The Dover home, and the supporting platform on which it has been constructed, has been built by Tasmanian builder Dave Kearney of Kearney Builders. Containered plans on using Kearney Builders as the business expands to meet nationwide demand for the new dwellings.
"Dave Kearney does a great job with these modular homes," Matt says. "The plan is to expand our operation utilising Kearney Builders to fulfil orders and have the shipping container homes freighted around the country."
Steel the solution
Three local business used structural steel to create the new home – all of them customers of Liberty Metalcentre Tasmania.
Liberty Metalcentre's Stephen Harvey explains that Metalcentre processed and supplied 100 x 100 x 5.0mm x 8m DuraGal® RHS (rectangular hollow sections) to Kearney Builders for construction of the house's supporting platform.
"Holes were dug where the columns were to go and then Dave used fabricated gal-dipped casting plates from Liberty Metalcentre during the concrete pour," Stephen explains.
"Surveyors then came in and took measurements for the column heights so we could cut the RHS to size. The RHS was then sent to fabricator Dover Mobile Engineering so they could weld the posts in place on site. The posts were then welded to 50 x 50mm RHS stiffening braces."
A 15m channel was then delivered to site and installed, after which more 100 x 100 x 5.0mm x 8m DuraGal® RHS was used to construct the frame for the containers to sit on top of.
Duane Cowen from Dover Mobile explains that the 5.5m drop and the uneven ground at the site presented challenges during construction. A telehandler was needed to erect and weld the steelwork and a knuckleboom crane was used to manoeuvre the containers into position for welding to the completed frame.
The shipping containers used in the Dover build were sourced from Melbourne before they were transported to Brighton, Tasmania, for structural modification by container specialist Tassie Containers.
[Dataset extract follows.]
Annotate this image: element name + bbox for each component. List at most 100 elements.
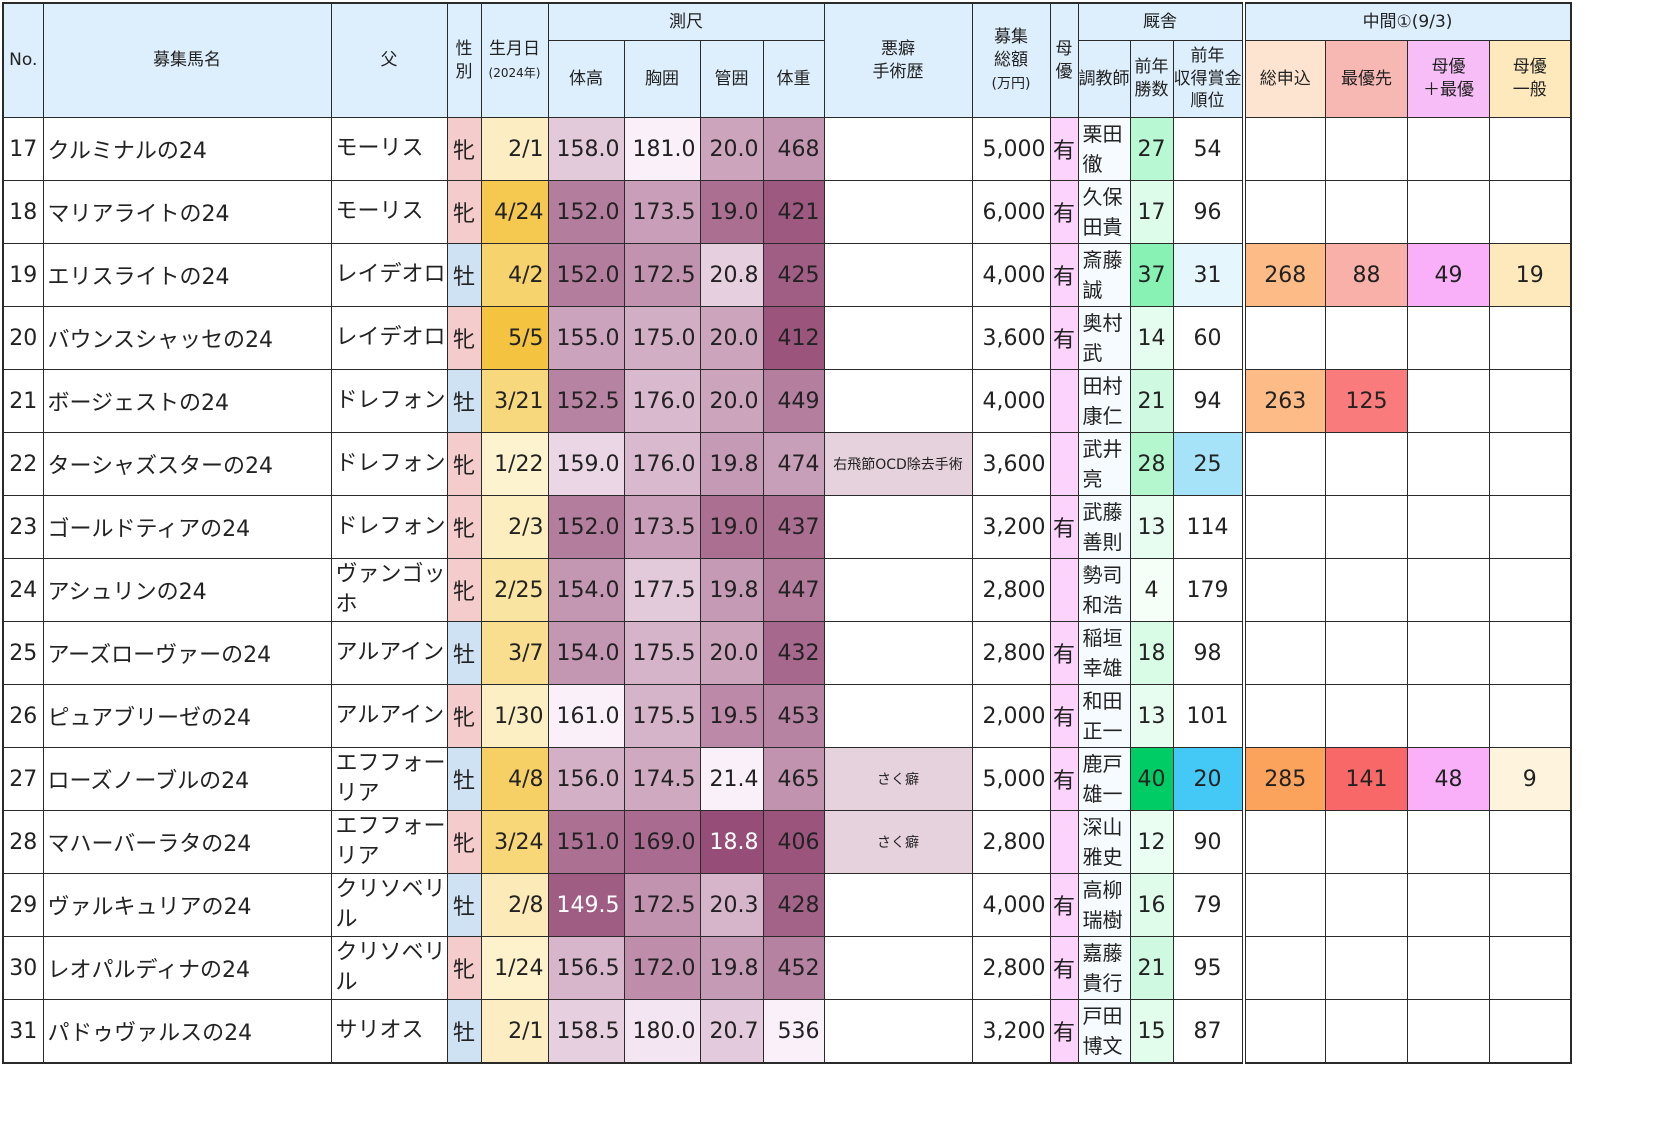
birth-date: 4/8 (480, 747, 549, 811)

Tassie Containers owner Wayne Silver says his company offers sales and hire of new and used containers, but that container modifications make up a significant part of his business.
"We source various types of RHS and angle from Liberty Metalcentre that we use for doors, windows and any large cut-outs that we have to reinforce," Wayne explains. "The RHS frame gets welded into the container first and then any door or window is then fitted into that RHS."
After the containers were cut and reinforced, they were delivered to Dave Kearney for a full interior fit-out before transportation to the site at Dover.
The result, says Liberty Metalcentre's Stephen Harvey, is an interesting and unusual project made possible by a reliable and efficient supply of steel and plenty of local know-how.